W akcji wykorzystywano najnowsze osiągnięcia techniki śledczej: drony, helikoptery, psy saksońskie i specjalistyczny sprzęt. Mimo to mężczyzna pozostaje nieuchwytny. Życie wsi Borowce od momentu morderstwa uległo diametralnej zmianie. Wszyscy żyją w ciągłym strachu, obawiając się, że groźny przestępca w każdej chwili może wrócić do ich wioski.

Mieszkańcy wsi żyją w ciągłym strachu

Mieszkająca w okolicy, pani Jadwiga, najbliższa przyjaciółka zmarłych, w rozmowie z Faktem mówiła o lęku, który towarzyszy mieszkańcom wsi.

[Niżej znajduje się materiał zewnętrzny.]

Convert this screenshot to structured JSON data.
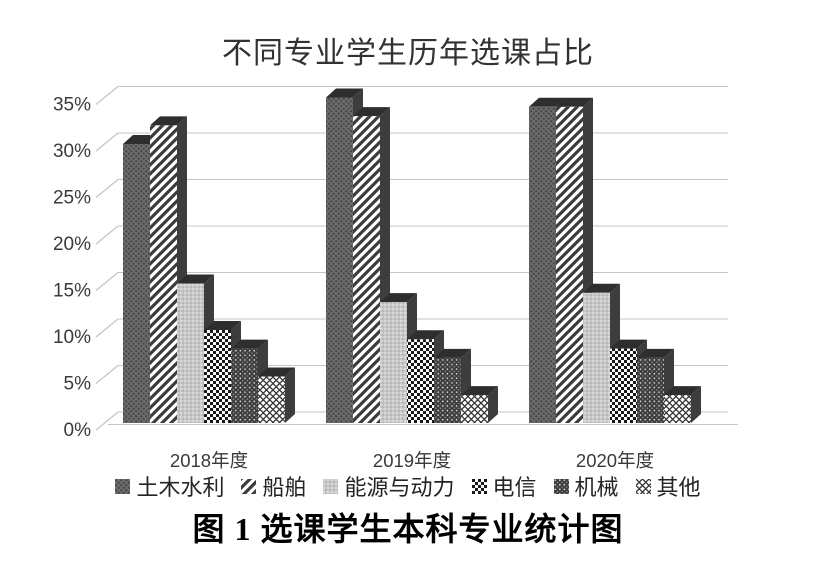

My tu nie wychodzimy poza obręb ogrodzenia… Jak go znam, to nie jest taki typ człowieka, żeby krzywdę sobie zrobił.

Kuzynka Jacka Jaworka również jest przekonana, że mężczyzna nie popełnił samobójstwa, lecz żyje w ukryciu.

On czyta gazety, internet. On wie o nas wszystko. Gdzieś się ukrywa… Kto wie, czy na Ukrainie go nie ma? Gdyby chciał popełnić samobójstwo, zrobiłby to przed domem. Zabił brata i jego rodzinę, czy jest jeszcze coś gorszego? A nie zrobił tego, gdy wybiegł z domu.

Atmosferę strachu dodatkowo podsycają doniesienia mówiące o tym, że Jacek Jaworek był widziany w rejonie województwa śląskiego. Wszystkie pogłoski, jak dotąd nie sprawdziły się.

Poszukiwany charakteryzuje się dość przeciętnym wyglądem, co sprawia, że może zostać błędnie zidentyfikowany. Aleksandra Fuchs, sołtys Borowców przyznaje, że ta zbrodnia bardzo zmieniła ludzi. Prawdopodobnie ich życie już nigdy nie będzie takie jak dawniej. 

Ludzie próbują odbudować swoją psychikę. Nie jest łatwo. Jak czymś się zajmę, myśli ulatują. Wystarczy chwila, wracają natrętne.